Two-Way Exchange of Quantum Information and Thermodynamic Work with a Nanomechanical Platform

The aim of this project is to develop the theoretical understanding of work exchanged by a quantum system when energetic coherence are involved, and translate this theory into concrete protocols for new experimental platforms on which these predictions can be tested. The overall fundamental goal is to answer if and when thermodynamic processes could benefit from making use of coherences.

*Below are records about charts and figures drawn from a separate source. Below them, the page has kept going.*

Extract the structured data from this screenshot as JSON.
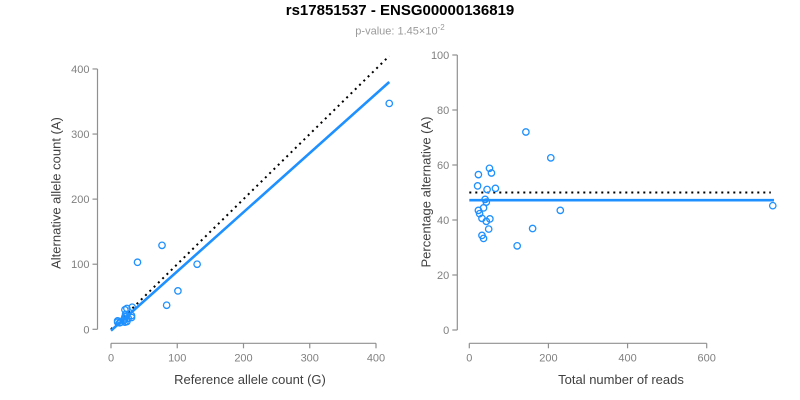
{
  "figure": {
    "title": "rs17851537 - ENSG00000136819",
    "subtitle_prefix": "p-value: ",
    "subtitle_base": "1.45×10",
    "subtitle_exponent": "-2"
  },
  "colors": {
    "point_stroke": "#1E90FF",
    "fit_line": "#1E90FF",
    "reference_line": "#000000",
    "axis_line": "#909090",
    "tick_label": "#808080",
    "axis_title": "#404040",
    "title": "#000000",
    "subtitle": "#9A9A9A",
    "background": "#FFFFFF"
  },
  "chart_data": [
    {
      "id": "allele-counts",
      "type": "scatter",
      "title": "",
      "xlabel": "Reference allele count (G)",
      "ylabel": "Alternative allele count (A)",
      "xlim": [
        0,
        420
      ],
      "ylim": [
        0,
        420
      ],
      "xticks": [
        0,
        100,
        200,
        300,
        400
      ],
      "yticks": [
        0,
        100,
        200,
        300,
        400
      ],
      "grid": false,
      "legend": "none",
      "points": [
        [
          10,
          13
        ],
        [
          10,
          11
        ],
        [
          13,
          10
        ],
        [
          15,
          11
        ],
        [
          19,
          13
        ],
        [
          20,
          16
        ],
        [
          21,
          30
        ],
        [
          21,
          19
        ],
        [
          21,
          11
        ],
        [
          22,
          23
        ],
        [
          23,
          20
        ],
        [
          24,
          32
        ],
        [
          24,
          12
        ],
        [
          26,
          17
        ],
        [
          31,
          21
        ],
        [
          31,
          18
        ],
        [
          32,
          34
        ],
        [
          40,
          103
        ],
        [
          77,
          129
        ],
        [
          84,
          37
        ],
        [
          101,
          59
        ],
        [
          130,
          100
        ],
        [
          420,
          347
        ]
      ],
      "lines": [
        {
          "name": "identity-line",
          "style": "dotted",
          "color": "#000000",
          "from": [
            0,
            0
          ],
          "to": [
            420,
            420
          ]
        },
        {
          "name": "fit-line",
          "style": "solid",
          "color": "#1E90FF",
          "from": [
            0,
            -2
          ],
          "to": [
            420,
            380
          ]
        }
      ]
    },
    {
      "id": "percentage-vs-reads",
      "type": "scatter",
      "title": "",
      "xlabel": "Total number of reads",
      "ylabel": "Percentage alternative (A)",
      "xlim": [
        0,
        770
      ],
      "ylim": [
        0,
        100
      ],
      "xticks": [
        0,
        200,
        400,
        600
      ],
      "yticks": [
        0,
        20,
        40,
        60,
        80,
        100
      ],
      "grid": false,
      "legend": "none",
      "points": [
        [
          23,
          56.5
        ],
        [
          21,
          52.4
        ],
        [
          23,
          43.5
        ],
        [
          26,
          42.3
        ],
        [
          32,
          40.6
        ],
        [
          36,
          44.4
        ],
        [
          51,
          58.8
        ],
        [
          40,
          47.5
        ],
        [
          32,
          34.4
        ],
        [
          45,
          51.1
        ],
        [
          43,
          46.5
        ],
        [
          56,
          57.1
        ],
        [
          36,
          33.3
        ],
        [
          43,
          39.5
        ],
        [
          52,
          40.4
        ],
        [
          49,
          36.7
        ],
        [
          66,
          51.5
        ],
        [
          143,
          72.0
        ],
        [
          206,
          62.6
        ],
        [
          121,
          30.6
        ],
        [
          160,
          36.9
        ],
        [
          230,
          43.5
        ],
        [
          767,
          45.2
        ]
      ],
      "lines": [
        {
          "name": "expected-50pct-line",
          "style": "dotted",
          "color": "#000000",
          "from": [
            0,
            50
          ],
          "to": [
            762,
            50
          ]
        },
        {
          "name": "fit-line",
          "style": "solid",
          "color": "#1E90FF",
          "from": [
            0,
            47.2
          ],
          "to": [
            770,
            47.2
          ]
        }
      ]
    }
  ]
}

The particular experimental platform that we will focus on is a new nanomechanics experiment that is being built by the Ares group at the University of Oxford. The platform consists of a semiconducting carbon nanotube suspended between two metal pillars, whose conduction electrons act simultaneously as source and drain for the nanotube, and as thermal reservoirs with well-defined temperature. Gate electrodes tune the potential barrier for electrons tunneling into and out of the nanotube, and have been shown to control current to the level of single electrons. The group is currently investigating how to encode coherent states into the electrons' spin-valley degree of freedom. Mechanical oscillations of the tube when driven by an alternating field have been shown to be strongly coupled to the state. Work done by the electron on the nanotube's motion is anticipated to be detectable via its effect on the capacitance of a resonant LC circuit.

During this project, the student will build theoretical models and predictions to quantify the thermodynamic work needed to perform certain quantum information processing tasks, such as Landauer erasure and work extraction from coherences.
This will involve assessing key issues such as "where did the work go" and "what entropy should one use" to assess information changes and energetic exchanges in the quantum regime. The student will also clarify if processing of two or more non-commuting quantum states has the same work balance as when processing the commuting quantum states.
The student will work closely with the experimental group in Oxford to discuss progress and measurement results, as well as the philosophical implications of our findings. It is expected that these first experimental tests of work associated with quantum states/coherences can bring up entirely new perspectives on the thermodynamic cost of quantum information processing, which we hope to explore.
Regular visits of the Exeter theory PhD student to the experimental group in Oxford, as well as visits to the other team members in Grenoble/Madrid, will be part of the PhD project.